Senate passes bill regulating online streaming in Canada

Canada's Online Streaming Act (Bill C-11) has passed the final hurdle in the Senate, receiving royal assent on Thursday evening. The legislation requires streaming services such as Netflix and Spotify to pay for Canadian media content, including TV shows and music, and promote Canadian content in both official languages and Indigenous languages. The bill gives the Canadian Radio-television and Telecommunications Commission (CRTC) the power to regulate digital media companies and impose financial penalties for violations of the act, similar to traditional broadcasters. However, critics warn that the bill could over-regulate the internet while supporters argue that it will boost the Canadian media and arts sectors. The public debate has been contentious, with the Conservatives and tech companies criticizing the bill as an attack on freedom of expression.
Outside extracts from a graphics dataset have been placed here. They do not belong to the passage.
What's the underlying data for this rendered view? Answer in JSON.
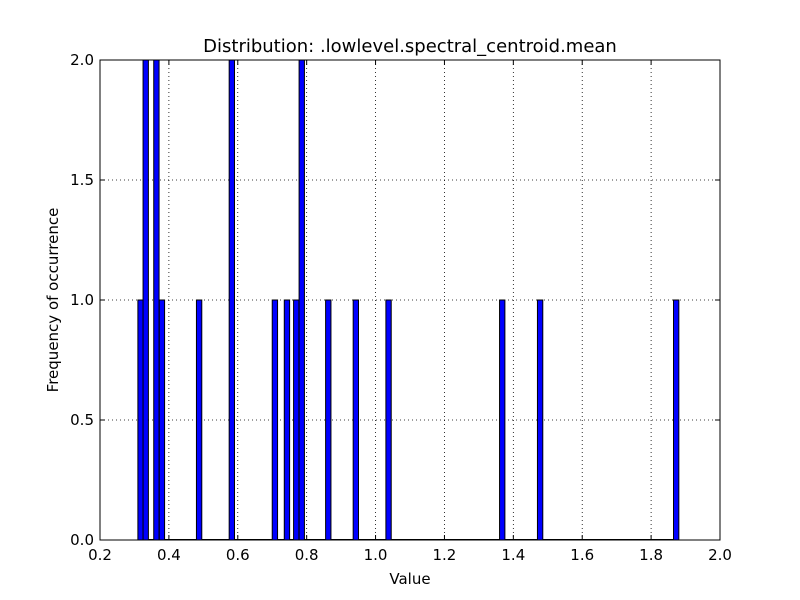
{
  "chart_data": {
    "type": "bar",
    "title": "Distribution: .lowlevel.spectral_centroid.mean",
    "xlabel": "Value",
    "ylabel": "Frequency of occurrence",
    "xlim": [
      0.2,
      2.0
    ],
    "ylim": [
      0.0,
      2.0
    ],
    "xticks": [
      "0.2",
      "0.4",
      "0.6",
      "0.8",
      "1.0",
      "1.2",
      "1.4",
      "1.6",
      "1.8",
      "2.0"
    ],
    "yticks": [
      "0.0",
      "0.5",
      "1.0",
      "1.5",
      "2.0"
    ],
    "grid": true,
    "bin_width": 0.0155,
    "bins": [
      {
        "x": 0.31,
        "value": 1
      },
      {
        "x": 0.325,
        "value": 2
      },
      {
        "x": 0.356,
        "value": 2
      },
      {
        "x": 0.372,
        "value": 1
      },
      {
        "x": 0.48,
        "value": 1
      },
      {
        "x": 0.575,
        "value": 2
      },
      {
        "x": 0.7,
        "value": 1
      },
      {
        "x": 0.735,
        "value": 1
      },
      {
        "x": 0.762,
        "value": 1
      },
      {
        "x": 0.778,
        "value": 2
      },
      {
        "x": 0.855,
        "value": 1
      },
      {
        "x": 0.935,
        "value": 1
      },
      {
        "x": 1.03,
        "value": 1
      },
      {
        "x": 1.36,
        "value": 1
      },
      {
        "x": 1.47,
        "value": 1
      },
      {
        "x": 1.865,
        "value": 1
      }
    ],
    "bar_color": "#0000ff"
  }
}
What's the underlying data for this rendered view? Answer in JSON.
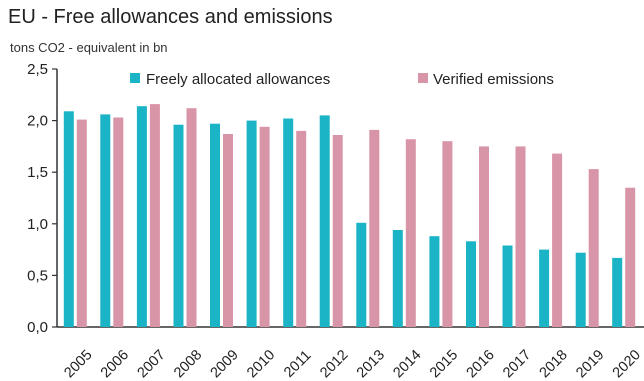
{
  "chart_data": {
    "type": "bar",
    "title": "EU - Free allowances and emissions",
    "subtitle": "tons CO2 - equivalent  in bn",
    "categories": [
      "2005",
      "2006",
      "2007",
      "2008",
      "2009",
      "2010",
      "2011",
      "2012",
      "2013",
      "2014",
      "2015",
      "2016",
      "2017",
      "2018",
      "2019",
      "2020"
    ],
    "series": [
      {
        "name": "Freely allocated allowances",
        "color": "#1ab4c6",
        "values": [
          2.09,
          2.06,
          2.14,
          1.96,
          1.97,
          2.0,
          2.02,
          2.05,
          1.01,
          0.94,
          0.88,
          0.83,
          0.79,
          0.75,
          0.72,
          0.67
        ]
      },
      {
        "name": "Verified emissions",
        "color": "#d995a8",
        "values": [
          2.01,
          2.03,
          2.16,
          2.12,
          1.87,
          1.94,
          1.9,
          1.86,
          1.91,
          1.82,
          1.8,
          1.75,
          1.75,
          1.68,
          1.53,
          1.35
        ]
      }
    ],
    "yticks": [
      "0,0",
      "0,5",
      "1,0",
      "1,5",
      "2,0",
      "2,5"
    ],
    "ylim": [
      0,
      2.5
    ],
    "grid": false,
    "legend_position": "top"
  }
}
Google, YouTube's parent company, launched a public campaign against the legislation, saying it would negatively affect users' experience on the platform. Nevertheless, Heritage Minister Pablo Rodriguez, C-11's sponsor, has dismissed much of the criticism of the bill from the Conservatives and tech companies as inaccurate. The bill's journey through Parliament has been difficult, with nearly a year of debate and amendments. The government has insisted that the legislation is not intended to regulate independent content creators, but the bill's broad language means it's unclear what it will do in practice. The government is expected to clarify many areas of uncertainty through a policy directive to the CRTC. A Senate amendment that the House of Commons accepted requires the CRTC to hold public consultations on how it will use its new regulatory powers.